Come ho ricordato prima, Un medico di campagna è siglato dalla dedica al padre, fatto che dà un altro indizio fondamentale su questa raccolta, così unica all’interno della vasta produzione dello scrittore boemo. Per capire meglio quanto la dedica sia funzionale al testo, e in qualche modo lo renda circolare, bisogna porsi la stessa domanda che Moresco, nel passo citato, pone a sé stesso: perché scrivi? Perché uno scrittore deve trovare delle giustifiche al suo ruolo nella società? Non è difficile immaginare che queste domande se le sia poste anche Kafka, anzi ce n’è testimonianza nella Lettera al padre, che si dimostra un testamento di specie, cioè di appartenenza a una determinata famiglia, e è in questa appartenenza che va ricercato il senso di colpa.
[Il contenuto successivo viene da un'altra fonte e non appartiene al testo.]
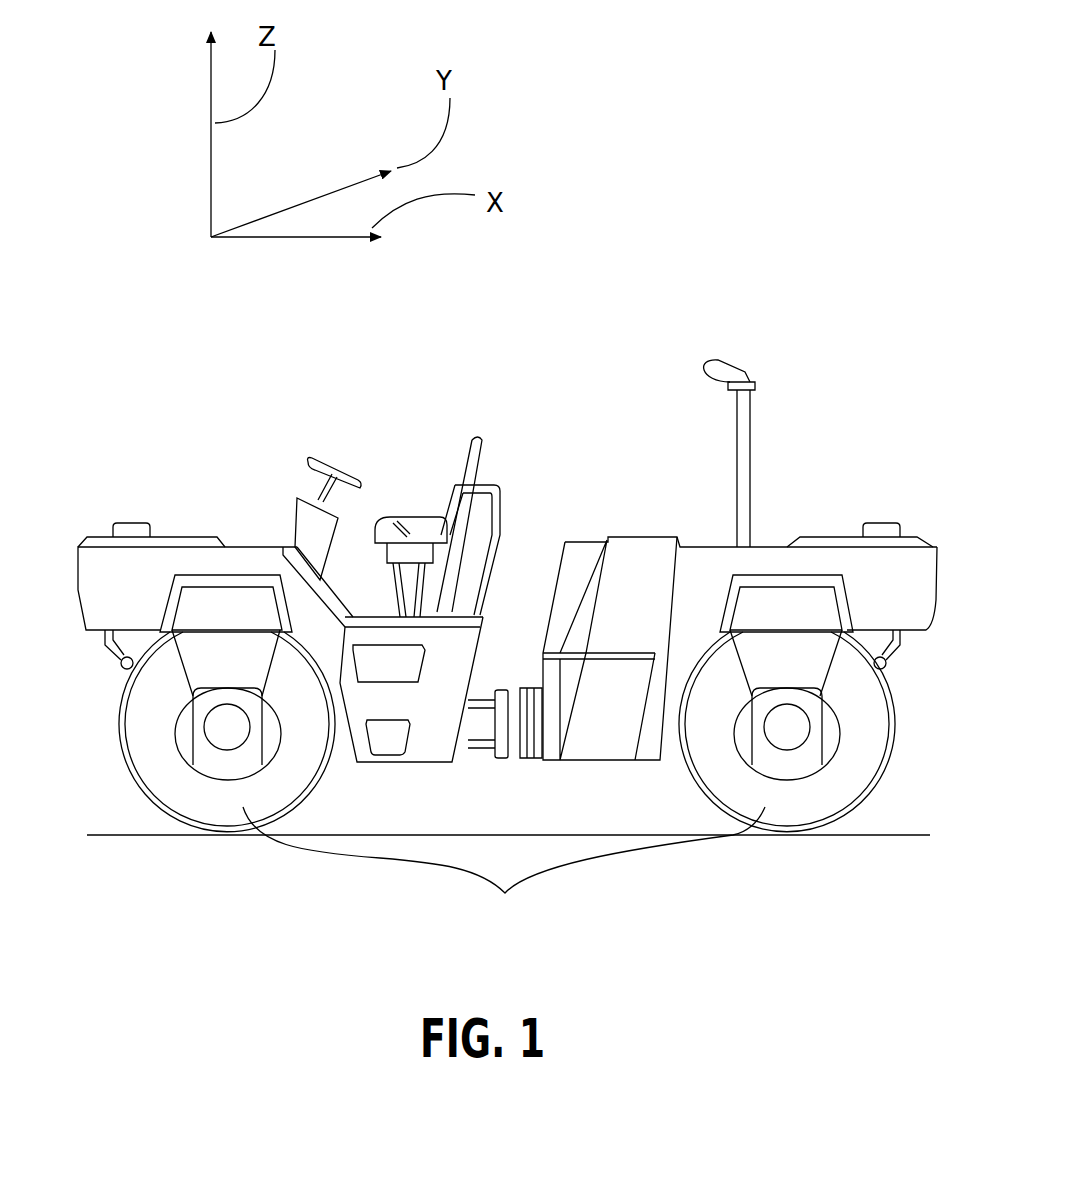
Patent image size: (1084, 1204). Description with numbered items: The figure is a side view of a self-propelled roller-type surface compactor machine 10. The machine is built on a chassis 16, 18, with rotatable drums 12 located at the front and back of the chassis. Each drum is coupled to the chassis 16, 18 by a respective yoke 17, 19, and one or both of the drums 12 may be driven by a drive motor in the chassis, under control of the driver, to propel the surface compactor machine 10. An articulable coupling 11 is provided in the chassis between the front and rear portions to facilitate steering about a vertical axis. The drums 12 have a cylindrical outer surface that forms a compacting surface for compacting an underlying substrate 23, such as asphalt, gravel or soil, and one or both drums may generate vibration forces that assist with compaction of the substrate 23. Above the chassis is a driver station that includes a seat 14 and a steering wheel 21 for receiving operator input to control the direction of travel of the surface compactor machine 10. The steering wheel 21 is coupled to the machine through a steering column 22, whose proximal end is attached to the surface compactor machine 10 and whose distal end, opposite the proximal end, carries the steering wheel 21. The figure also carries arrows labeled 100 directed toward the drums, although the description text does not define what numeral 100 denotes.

Non rispettare la legge paterna (legge biologica innanzitutto) significa essere fuori del mondo, portare il peso della propria scelta come Sisifo con il suo masso.
La dedica, in ultima analisi, offre la più profonda chiave di lettura e di senso del tradimento messo in atto da Franz Kafka: Un medico di campagna è il testamento letterario di Kafka, delle sue manie ossessive, dei suoi timori metodologici. È il tentativo disperato di giustificare la propria colpa di fronte al padre, la più tremenda di tutte le colpe: essere uno scrittore.